Von da an kümmerten sich einflussreiche Leute darum, seine Wahl abzusichern. Zu ihnen gehörte auch der führende Theoretiker der Rollback-Strategie des Sozialismus, der 1928 in Warschau geborene Zbigniew Brezezinski, langjähriger Sicherheitsberater Präsident Carters. Nach dem mysteriösen Tod Johannes Paul I. am 28. August 1978 reiste er zur Teilnahme an dessen Beisetzung als Vertreter des US-Präsidenten nach Rom . Dort hielt er sich anschließend während des ganzen Konklaves auf, dass Wojtyla zum Papst wählte. Dieser bot seinem Intimus Ratzinger an, die Kongregation für katholische Erziehung zu übernehmen. Der lehnte jedoch ab und wartete auf höhere Weihen. Solche wurden ihm dann 1981 mit der Ernennung zum Chef der Kongregation für Glaubensfragen zuteil. [1]

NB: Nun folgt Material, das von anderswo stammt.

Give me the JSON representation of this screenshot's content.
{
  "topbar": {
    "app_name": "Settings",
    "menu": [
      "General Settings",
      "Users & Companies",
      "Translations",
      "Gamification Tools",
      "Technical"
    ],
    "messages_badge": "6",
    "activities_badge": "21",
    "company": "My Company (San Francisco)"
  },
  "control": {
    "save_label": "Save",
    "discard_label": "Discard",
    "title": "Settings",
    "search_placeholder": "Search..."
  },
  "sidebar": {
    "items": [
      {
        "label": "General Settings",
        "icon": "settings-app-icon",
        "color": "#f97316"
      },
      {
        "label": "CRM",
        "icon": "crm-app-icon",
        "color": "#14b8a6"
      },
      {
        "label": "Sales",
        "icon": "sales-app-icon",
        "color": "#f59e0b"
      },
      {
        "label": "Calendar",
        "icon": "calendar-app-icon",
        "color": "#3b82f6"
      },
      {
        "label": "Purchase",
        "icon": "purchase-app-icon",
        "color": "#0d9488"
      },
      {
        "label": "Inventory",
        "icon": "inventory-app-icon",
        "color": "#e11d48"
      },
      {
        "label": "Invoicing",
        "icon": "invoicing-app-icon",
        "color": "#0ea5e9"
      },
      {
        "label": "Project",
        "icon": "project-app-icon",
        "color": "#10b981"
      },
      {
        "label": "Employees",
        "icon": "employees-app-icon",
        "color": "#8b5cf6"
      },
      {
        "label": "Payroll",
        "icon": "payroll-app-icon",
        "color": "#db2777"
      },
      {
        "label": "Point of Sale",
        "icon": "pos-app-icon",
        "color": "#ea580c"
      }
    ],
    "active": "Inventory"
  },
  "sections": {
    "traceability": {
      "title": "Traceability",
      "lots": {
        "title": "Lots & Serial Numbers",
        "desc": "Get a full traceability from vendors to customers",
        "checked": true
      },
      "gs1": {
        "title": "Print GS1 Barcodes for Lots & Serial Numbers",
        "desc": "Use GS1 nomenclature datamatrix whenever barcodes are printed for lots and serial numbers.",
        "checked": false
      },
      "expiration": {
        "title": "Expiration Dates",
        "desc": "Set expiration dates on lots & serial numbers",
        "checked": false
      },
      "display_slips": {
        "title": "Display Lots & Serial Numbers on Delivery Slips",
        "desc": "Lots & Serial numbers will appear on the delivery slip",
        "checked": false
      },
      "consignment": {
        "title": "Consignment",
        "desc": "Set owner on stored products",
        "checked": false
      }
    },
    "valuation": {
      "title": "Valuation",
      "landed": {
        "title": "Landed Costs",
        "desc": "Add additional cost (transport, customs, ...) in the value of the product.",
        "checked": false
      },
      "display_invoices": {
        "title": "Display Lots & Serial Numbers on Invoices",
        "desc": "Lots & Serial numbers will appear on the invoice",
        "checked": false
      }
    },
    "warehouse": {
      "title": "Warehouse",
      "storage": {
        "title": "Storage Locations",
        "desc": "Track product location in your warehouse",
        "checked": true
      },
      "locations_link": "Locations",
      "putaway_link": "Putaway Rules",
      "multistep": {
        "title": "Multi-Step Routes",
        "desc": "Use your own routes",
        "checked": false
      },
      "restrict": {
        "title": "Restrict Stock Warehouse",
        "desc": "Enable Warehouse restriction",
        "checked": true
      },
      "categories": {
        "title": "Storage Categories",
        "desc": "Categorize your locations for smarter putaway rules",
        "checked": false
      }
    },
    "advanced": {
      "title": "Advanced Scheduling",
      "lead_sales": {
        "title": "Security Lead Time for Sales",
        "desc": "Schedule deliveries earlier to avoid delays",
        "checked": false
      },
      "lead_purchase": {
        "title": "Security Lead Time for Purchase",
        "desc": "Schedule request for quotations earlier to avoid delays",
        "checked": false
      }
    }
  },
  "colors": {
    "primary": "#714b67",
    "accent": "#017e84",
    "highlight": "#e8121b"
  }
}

In der USA-Vatikan-Lobby spielte der elitäre Souveräne Malteser Orden (so der volle Name) aufgrund seines Masseneinflusses eine gewichtige Rolle. Unter seinen führenden Persönlichkeiten befanden sich die Kardinäle Joseph Ratzinger und Joseph Höffner (Bundesrepublik), Franz König (Österreich), Vernon Walters und William Casey (CIA) und NATO-General Alexander Haig. Die Malteser, die aus dem im 11. Jahrhundert während der Belagerung Jerusalems gegründeten bewaffneten Hospitalorden der Johanniter hervorgingen, sind ein souveränes nichtstaatliches Völkerrechtssubjekt mit einer Ordensregierung und einer eigenen Gerichtsbarkeit, das in fast 100 Staaten Botschaften und zu zehn internationalen Organisationen offizielle Beziehungen unterhält. Sie sind weltweit in 120 Ländern mit annährend 13.500 aktiven und über 800.000 Fördermitgliedern auch karitativ tätig. In der Bundesrepublik gründete der Orden 1993 eine deutsche Assoziation, die über 500 Mitglieder zählt.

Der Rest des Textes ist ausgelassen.